Wednesday, June 4, 2014

On to Trebon - June 3

Telc is a UNESCO world heritage site.  This makes funds available for restoration and historic preservation of the area.  We spent the night here and then in the morning of the 3rd walked the town square and visited the Castle of Telc.

From this website we learn the following:
  • The later Middle Ages in central Europe saw the 'plantation' of planned settlements in areas of virgin forest for reasons of political control and economic expansion, and Telč is the best-preserved surviving example. It preserves its original layout and the castle-settlement relationship very clearly.
  • Telč is also an architectural and artistic ensemble of outstanding quality. The quality of the architecture is high, particularly the Renaissance market place and chateau. Its triangular market place possesses great beauty and harmony as well as great cultural importance, surrounded as it is by intact and well-preserved Renaissance buildings with a dazzling variety of facades.
  • The town is located near the south-western border between Moravia and Bohemia, in a region that was thickly forested until the 13th century. The origins of the settlement are unclear: there was an early medieval settlement at Stare Město to the south-east of the present town, but there is no mention of Telč in documentary records before 1333-35, when reference is made to the existence there of an important castle (and presumably also a church and settlement).

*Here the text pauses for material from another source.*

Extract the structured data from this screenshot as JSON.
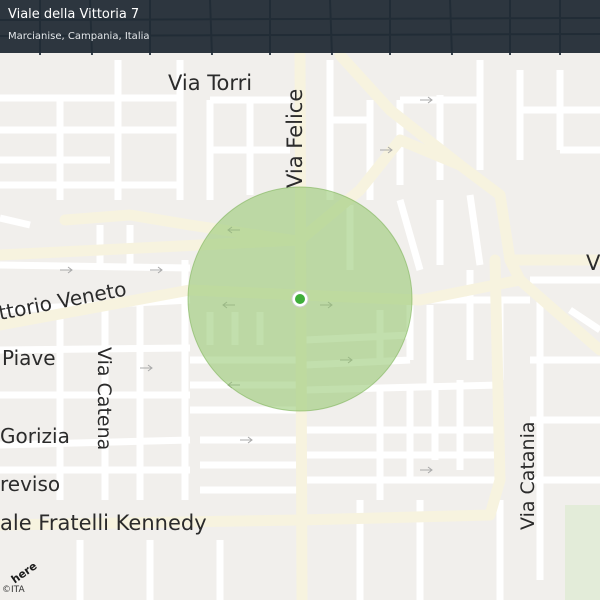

There were many fires and much rebuilding through the years.  Quite often the entire style of the house would be changed, depending on what was in fashion.
We did tour the castle, but no photography was allowed inside.  It's interesting historically because of how much of the CZ was controlled by the offspring of that house.  On their coats of arms, the last five sons had a 5 petaled rose.  Four of the five eventually died off and all the property reverted to the last survivor, whose name was Rosenberg.  He went on to build many more castles and own more towns.

The area around Telc was boggy.  People wanted to live there, so drainage needed to be provided for the area.  The feudal lords sent their serfs to dig ponds and rivers.  They also planted oak trees to stabilize the ground.  In the afternoon we rode on a bike path that went through these reclaimed areas.  They date from the 1300s or so and I just can not imagine the labor that went in to their construction.  There are 400 ponds; they are full of fish, and fresh water eels live in the rivers.  This provides an important source of food for the CZ.  Carp is the national fish dish in the area.

This is one of the most beautiful places I have ever seen.  It was glorious riding as there were no cars, no hills and no wind.